9. An antenna according to claim 8, characterized in that it consists of two short circuits. (10) The asymmetry is constituted by a notch having a width that decreases with depth within the conductor.
Antenna described in. (11) The antenna according to claim 1 or 2, wherein the feed line feeds power to the slot with a single branch at two orthogonal positions so as to generate circularly polarized waves. (12) One of claims 8 to 10, characterized in that two feed ports are used which are arranged symmetrically with respect to the asymmetry and generate on one port a circularly polarized wave orthogonal to the other port.

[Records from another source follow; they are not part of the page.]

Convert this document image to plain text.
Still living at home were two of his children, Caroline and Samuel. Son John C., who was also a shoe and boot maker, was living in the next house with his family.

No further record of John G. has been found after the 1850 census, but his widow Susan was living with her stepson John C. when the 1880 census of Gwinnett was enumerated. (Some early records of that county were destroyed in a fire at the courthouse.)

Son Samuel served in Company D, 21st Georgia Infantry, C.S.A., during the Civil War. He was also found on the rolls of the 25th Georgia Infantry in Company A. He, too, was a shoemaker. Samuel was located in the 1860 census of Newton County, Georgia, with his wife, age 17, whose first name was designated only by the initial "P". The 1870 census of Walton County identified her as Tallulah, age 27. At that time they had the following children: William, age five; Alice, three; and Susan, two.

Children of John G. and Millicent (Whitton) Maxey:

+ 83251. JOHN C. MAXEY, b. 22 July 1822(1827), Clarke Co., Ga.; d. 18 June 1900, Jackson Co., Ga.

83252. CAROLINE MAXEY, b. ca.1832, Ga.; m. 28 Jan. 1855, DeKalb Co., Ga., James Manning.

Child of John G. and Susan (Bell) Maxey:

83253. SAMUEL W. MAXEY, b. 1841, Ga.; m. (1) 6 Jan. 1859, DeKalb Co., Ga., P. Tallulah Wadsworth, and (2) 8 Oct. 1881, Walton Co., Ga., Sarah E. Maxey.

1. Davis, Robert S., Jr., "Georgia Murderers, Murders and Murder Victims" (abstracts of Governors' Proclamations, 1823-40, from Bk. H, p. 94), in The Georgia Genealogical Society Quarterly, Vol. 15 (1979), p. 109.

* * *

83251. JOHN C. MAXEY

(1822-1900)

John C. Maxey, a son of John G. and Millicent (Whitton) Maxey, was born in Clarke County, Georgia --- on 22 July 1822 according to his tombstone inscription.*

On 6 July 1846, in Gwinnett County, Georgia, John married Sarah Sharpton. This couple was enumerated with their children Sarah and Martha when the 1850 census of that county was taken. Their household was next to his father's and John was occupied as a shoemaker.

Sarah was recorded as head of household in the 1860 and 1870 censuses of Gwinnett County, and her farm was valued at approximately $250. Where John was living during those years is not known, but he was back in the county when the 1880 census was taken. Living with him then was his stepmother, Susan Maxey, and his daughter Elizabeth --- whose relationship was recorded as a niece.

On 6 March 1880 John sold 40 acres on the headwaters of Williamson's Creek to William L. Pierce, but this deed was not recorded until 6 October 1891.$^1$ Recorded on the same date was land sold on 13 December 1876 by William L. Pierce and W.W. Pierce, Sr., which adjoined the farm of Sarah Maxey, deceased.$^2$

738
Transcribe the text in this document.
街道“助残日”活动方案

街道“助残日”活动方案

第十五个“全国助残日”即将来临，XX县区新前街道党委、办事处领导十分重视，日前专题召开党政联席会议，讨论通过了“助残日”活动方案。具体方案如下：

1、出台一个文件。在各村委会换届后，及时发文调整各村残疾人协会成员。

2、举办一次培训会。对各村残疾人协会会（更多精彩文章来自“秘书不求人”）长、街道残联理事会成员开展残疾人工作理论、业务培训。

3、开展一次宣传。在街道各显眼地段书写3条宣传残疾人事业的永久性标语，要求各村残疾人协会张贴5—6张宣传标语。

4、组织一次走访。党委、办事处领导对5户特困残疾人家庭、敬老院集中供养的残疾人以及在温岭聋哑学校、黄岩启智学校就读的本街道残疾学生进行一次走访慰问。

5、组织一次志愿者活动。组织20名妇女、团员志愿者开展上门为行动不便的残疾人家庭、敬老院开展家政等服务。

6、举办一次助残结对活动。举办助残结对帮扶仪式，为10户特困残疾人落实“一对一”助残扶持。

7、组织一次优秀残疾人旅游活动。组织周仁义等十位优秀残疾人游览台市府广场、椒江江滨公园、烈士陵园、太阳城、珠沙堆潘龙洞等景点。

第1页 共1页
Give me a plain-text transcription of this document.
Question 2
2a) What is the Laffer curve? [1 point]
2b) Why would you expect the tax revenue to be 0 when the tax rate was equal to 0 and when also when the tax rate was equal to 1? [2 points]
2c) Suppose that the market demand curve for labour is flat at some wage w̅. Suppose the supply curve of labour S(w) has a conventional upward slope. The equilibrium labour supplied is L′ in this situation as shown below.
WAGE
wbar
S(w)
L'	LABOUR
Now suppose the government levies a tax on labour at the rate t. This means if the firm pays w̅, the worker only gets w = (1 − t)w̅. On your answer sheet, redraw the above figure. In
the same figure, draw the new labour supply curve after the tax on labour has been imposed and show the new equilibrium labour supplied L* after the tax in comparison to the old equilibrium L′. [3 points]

The antenna described in section. (13) The antenna according to any one of claims 1 to 12, characterized in that it is arranged perpendicular to the axis of the waveguide at the end thereof so as to be able to excite the waveguide. (14) An antenna according to any one of claims 1 to 13, characterized in that a continuous or discontinuous short-circuited metal cavity surrounds at least a part of the loop-shaped slot on the feed line side. . (15) The antenna according to any one of claims 1 to 13, characterized in that the capacitive closed metal cavity surrounds the loop-shaped slot on the feed line side. (16) The antenna according to any one of claims 1 to 13, wherein the outer conductor of the slot includes a notch.